Extracted file not in UTF8 encoding

Issue

The translated file extracted out of Alchemy Catalyst are not saved in UTF8 encoding.

Reason

Alchemy Catalyst auto detects the encoding of a file on insertion in a TTK and will retain this encoding when extracting the translated file.

Solution

Encoding respected on extraction

A file inserted as Unicode or ANSI into Alchemy Catalyst will always be extracted as Unicode or ANSI.

Alchemy Catalyst automatically detects if the file is Unicode or ANSI on insertion and will then extract to this same format. It is not possible for the user to change the format of the file from Unicode to ANSI in Alchemy Catalyst.

This automatic recognition of the files encoding is due to the BOM (Byte Order Mark) at the beginning of your file which can be seen if you view the file as binary in a Hex Editor such as in the screenshot below.

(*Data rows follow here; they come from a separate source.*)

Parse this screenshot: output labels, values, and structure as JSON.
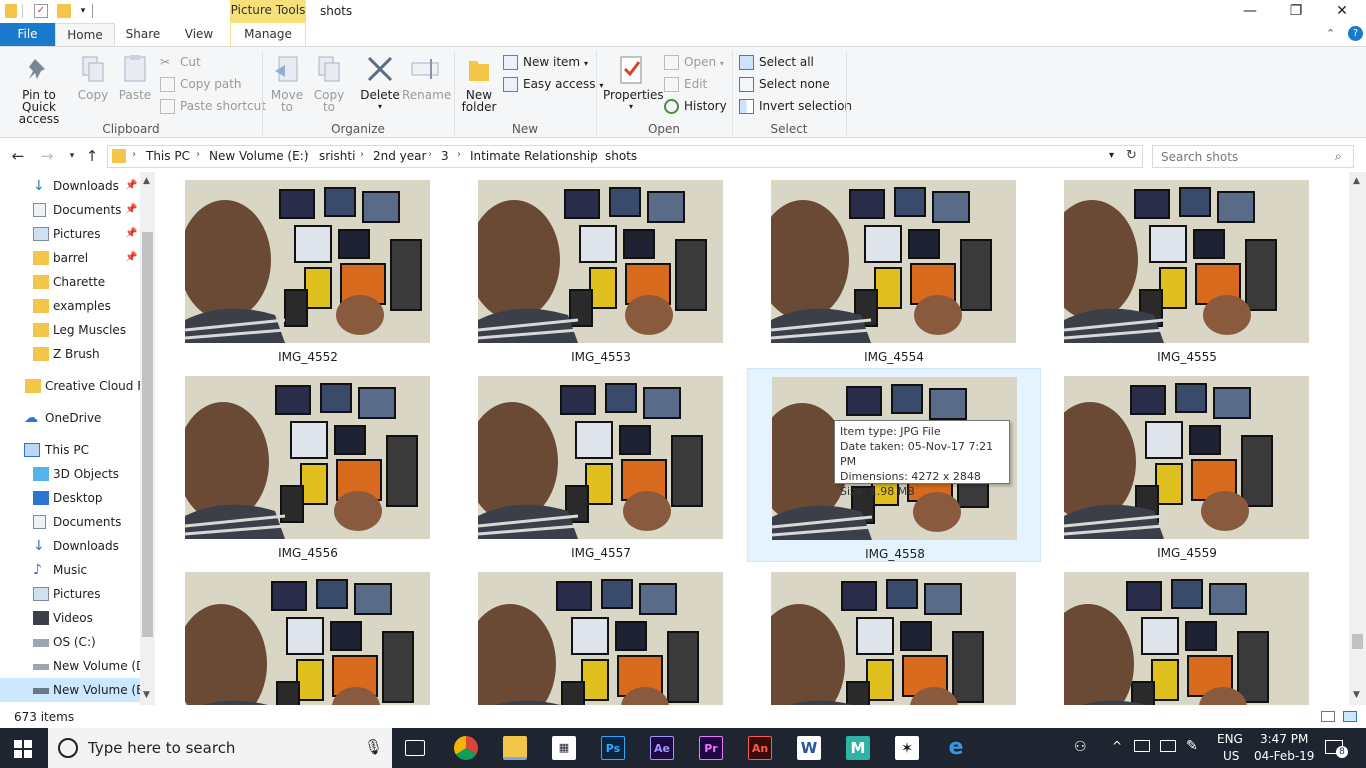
{
  "window": {
    "title": "shots",
    "context_tab": "Picture Tools",
    "controls": {
      "minimize": "—",
      "maximize": "❐",
      "close": "✕"
    }
  },
  "ribbon_tabs": {
    "file": "File",
    "home": "Home",
    "share": "Share",
    "view": "View",
    "manage": "Manage"
  },
  "ribbon": {
    "clipboard": {
      "label": "Clipboard",
      "pin": "Pin to Quick access",
      "pin_l1": "Pin to Quick",
      "pin_l2": "access",
      "copy": "Copy",
      "paste": "Paste",
      "cut": "Cut",
      "copy_path": "Copy path",
      "paste_shortcut": "Paste shortcut"
    },
    "organize": {
      "label": "Organize",
      "move_l1": "Move",
      "move_l2": "to",
      "copy_l1": "Copy",
      "copy_l2": "to",
      "delete": "Delete",
      "rename": "Rename"
    },
    "new": {
      "label": "New",
      "new_folder_l1": "New",
      "new_folder_l2": "folder",
      "new_item": "New item",
      "easy_access": "Easy access"
    },
    "open": {
      "label": "Open",
      "properties": "Properties",
      "open": "Open",
      "edit": "Edit",
      "history": "History"
    },
    "select": {
      "label": "Select",
      "select_all": "Select all",
      "select_none": "Select none",
      "invert": "Invert selection"
    }
  },
  "address": {
    "crumbs": [
      "This PC",
      "New Volume (E:)",
      "srishti",
      "2nd year",
      "3",
      "Intimate Relationship",
      "shots"
    ],
    "search_placeholder": "Search shots"
  },
  "nav": {
    "quick_access": [
      {
        "label": "Downloads",
        "pinned": true
      },
      {
        "label": "Documents",
        "pinned": true
      },
      {
        "label": "Pictures",
        "pinned": true
      },
      {
        "label": "barrel",
        "pinned": true
      },
      {
        "label": "Charette",
        "pinned": false
      },
      {
        "label": "examples",
        "pinned": false
      },
      {
        "label": "Leg Muscles",
        "pinned": false
      },
      {
        "label": "Z Brush",
        "pinned": false
      }
    ],
    "creative_cloud": "Creative Cloud Fil",
    "onedrive": "OneDrive",
    "this_pc": "This PC",
    "this_pc_items": [
      "3D Objects",
      "Desktop",
      "Documents",
      "Downloads",
      "Music",
      "Pictures",
      "Videos",
      "OS (C:)",
      "New Volume (D:",
      "New Volume (E:)"
    ]
  },
  "files": [
    {
      "name": "IMG_4552"
    },
    {
      "name": "IMG_4553"
    },
    {
      "name": "IMG_4554"
    },
    {
      "name": "IMG_4555"
    },
    {
      "name": "IMG_4556"
    },
    {
      "name": "IMG_4557"
    },
    {
      "name": "IMG_4558"
    },
    {
      "name": "IMG_4559"
    },
    {
      "name": ""
    },
    {
      "name": ""
    },
    {
      "name": ""
    },
    {
      "name": ""
    }
  ],
  "tooltip": {
    "type": "Item type: JPG File",
    "date": "Date taken: 05-Nov-17 7:21 PM",
    "dims": "Dimensions: 4272 x 2848",
    "size": "Size: 1.98 MB"
  },
  "status": {
    "count": "673 items"
  },
  "taskbar": {
    "search_placeholder": "Type here to search",
    "apps": [
      "Ps",
      "Ae",
      "Pr",
      "An",
      "W",
      "M"
    ],
    "lang_top": "ENG",
    "lang_bottom": "US",
    "time": "3:47 PM",
    "date": "04-Feb-19",
    "notifications": "8"
  },
  "colors": {
    "accent": "#1979ca",
    "selection": "#cce8ff",
    "taskbar": "#1e2530",
    "context_tab": "#f5e07a"
  }
}
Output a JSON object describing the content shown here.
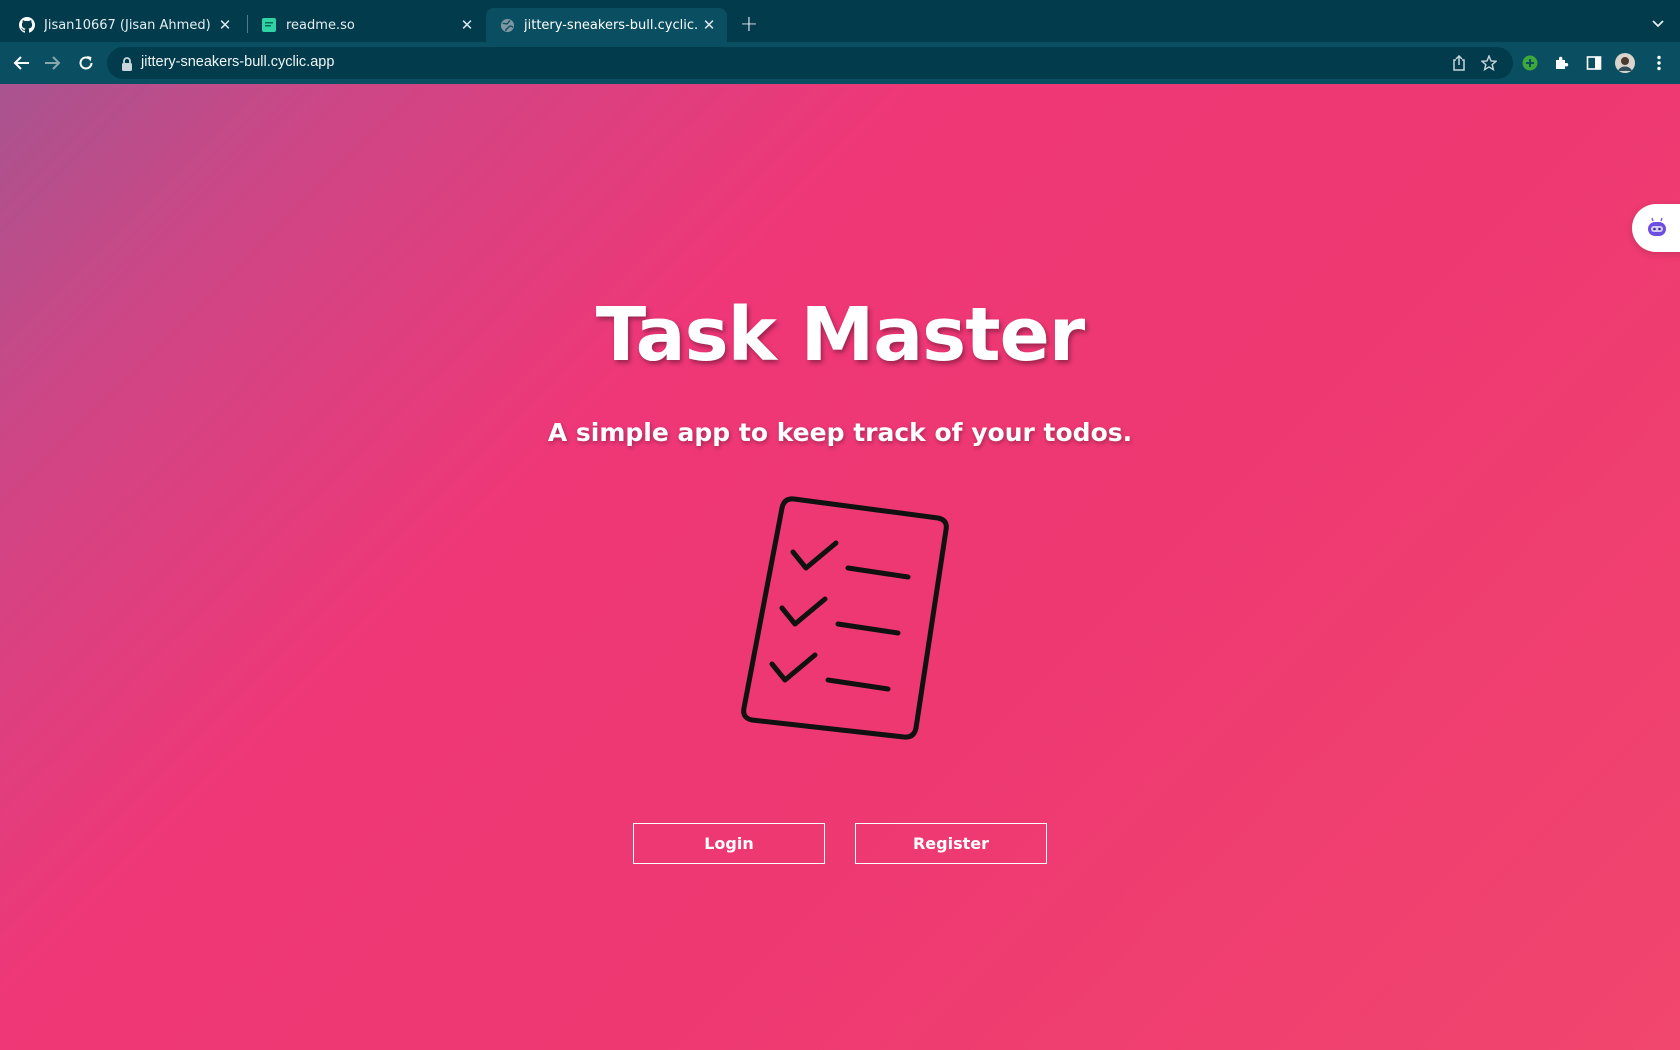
{
  "browser": {
    "tabs": [
      {
        "label": "Jisan10667 (Jisan Ahmed)",
        "favicon": "github-icon"
      },
      {
        "label": "readme.so",
        "favicon": "readme-so-icon"
      },
      {
        "label": "jittery-sneakers-bull.cyclic.app",
        "favicon": "globe-icon",
        "active": true
      }
    ],
    "url": "jittery-sneakers-bull.cyclic.app",
    "accent": "#023b4c"
  },
  "page": {
    "title": "Task Master",
    "subtitle": "A simple app to keep track of your todos.",
    "login_label": "Login",
    "register_label": "Register",
    "illustration": "checklist-clipboard-icon",
    "gradient": [
      "#a8548f",
      "#ef3777",
      "#f1466d"
    ]
  }
}
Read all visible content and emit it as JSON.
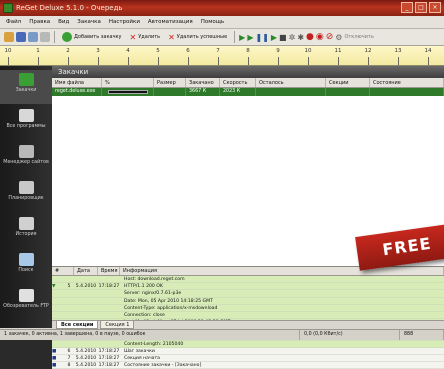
{
  "window": {
    "title": "ReGet Deluxe 5.1.0 - Очередь"
  },
  "menu": [
    "Файл",
    "Правка",
    "Вид",
    "Закачка",
    "Настройки",
    "Автоматизация",
    "Помощь"
  ],
  "toolbar": {
    "add_label": "Добавить закачку",
    "delete_label": "Удалить",
    "delete_completed_label": "Удалить успешные",
    "schedule_label": "Отключить"
  },
  "scale": {
    "marks": [
      "10",
      "1",
      "2",
      "3",
      "4",
      "5",
      "6",
      "7",
      "8",
      "9",
      "10",
      "11",
      "12",
      "13",
      "14"
    ]
  },
  "sidebar": {
    "items": [
      {
        "label": "Закачки",
        "icon": "downloads-icon",
        "color": "#3aa036"
      },
      {
        "label": "Все программы",
        "icon": "programs-icon",
        "color": "#d8d8d8"
      },
      {
        "label": "Менеджер сайтов",
        "icon": "site-manager-icon",
        "color": "#b8b8b8"
      },
      {
        "label": "Планировщик",
        "icon": "scheduler-icon",
        "color": "#c8c8c8"
      },
      {
        "label": "История",
        "icon": "history-icon",
        "color": "#d0d0d0"
      },
      {
        "label": "Поиск",
        "icon": "search-icon",
        "color": "#a8c8e8"
      },
      {
        "label": "Обозреватель FTP",
        "icon": "ftp-browser-icon",
        "color": "#e0e0e0"
      }
    ]
  },
  "main": {
    "section_title": "Закачки",
    "columns": [
      "Имя файла",
      "%",
      "Размер",
      "Закачано",
      "Скорость",
      "Осталось",
      "Секции",
      "Состояние"
    ],
    "rows": [
      {
        "name": "reget.deluxe.exe",
        "percent": "",
        "progress": 0.55,
        "size": "3667 К",
        "done": "2023 К",
        "speed": "",
        "left": "",
        "sections": "",
        "state": ""
      }
    ]
  },
  "log": {
    "columns": [
      "#",
      "Дата",
      "Время",
      "Информация"
    ],
    "rows": [
      {
        "marker": "",
        "num": "",
        "date": "",
        "time": "",
        "text": "Host: download.reget.com",
        "style": "green"
      },
      {
        "marker": "▼",
        "num": "5",
        "date": "5.4.2010",
        "time": "17:18:27",
        "text": "HTTP/1.1 200 OK",
        "style": "green"
      },
      {
        "marker": "",
        "num": "",
        "date": "",
        "time": "",
        "text": "Server: nginx/0.7.61-p3e",
        "style": "green"
      },
      {
        "marker": "",
        "num": "",
        "date": "",
        "time": "",
        "text": "Date: Mon, 05 Apr 2010 14:18:25 GMT",
        "style": "green"
      },
      {
        "marker": "",
        "num": "",
        "date": "",
        "time": "",
        "text": "Content-Type: application/x-msdownload",
        "style": "green"
      },
      {
        "marker": "",
        "num": "",
        "date": "",
        "time": "",
        "text": "Connection: close",
        "style": "green"
      },
      {
        "marker": "",
        "num": "",
        "date": "",
        "time": "",
        "text": "Last-Modified: Mon, 07 Jul 2008 21:45:58 GMT",
        "style": "green"
      },
      {
        "marker": "",
        "num": "",
        "date": "",
        "time": "",
        "text": "ETag: \"7bfc42e-2025d6-48720d0a\"",
        "style": "green"
      },
      {
        "marker": "",
        "num": "",
        "date": "",
        "time": "",
        "text": "Accept-Ranges: bytes",
        "style": "green"
      },
      {
        "marker": "",
        "num": "",
        "date": "",
        "time": "",
        "text": "Content-Length: 2105040",
        "style": "green"
      },
      {
        "marker": "■",
        "num": "6",
        "date": "5.4.2010",
        "time": "17:18:27",
        "text": "Шаг закачки",
        "style": "dim"
      },
      {
        "marker": "■",
        "num": "7",
        "date": "5.4.2010",
        "time": "17:18:27",
        "text": "Секция начата",
        "style": "dim"
      },
      {
        "marker": "■",
        "num": "8",
        "date": "5.4.2010",
        "time": "17:18:27",
        "text": "Состояние закачки - [Закачано]",
        "style": "dim"
      }
    ]
  },
  "banner": {
    "text": "FREE"
  },
  "tabs": [
    "Все секции",
    "Секция 1"
  ],
  "status": {
    "summary": "1 закачек, 0 активна, 1 завершена, 0 в паузе, 0 ошибок",
    "speed": "0,0 (0,0 Кбит/с)",
    "extra": "888"
  },
  "colors": {
    "accent": "#3aa036",
    "title_red": "#b8321e",
    "banner_red": "#c7281e",
    "log_green": "#d8ecb8"
  }
}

0xFF 0xFE            =        UTF-16 little endian/Unicode
0xFE 0xFF            =        UTF-16 big endian
0xEF 0xBB 0xBF     =        UTF-8

If this BOM is missing from the beginning of your file then Alchemy Catalyst will always treat your file as ANSI. However when the BOM is at the beginning of the file Alchemy Catalyst knows to treat the file as a Unicode file.

If the file is inserted into Alchemy Catalyst without a BOM then this file will be extracted from the TTK with an ANSI encoding. To avoid this you must resave the file as UTF-8 or Unicode in Notepad.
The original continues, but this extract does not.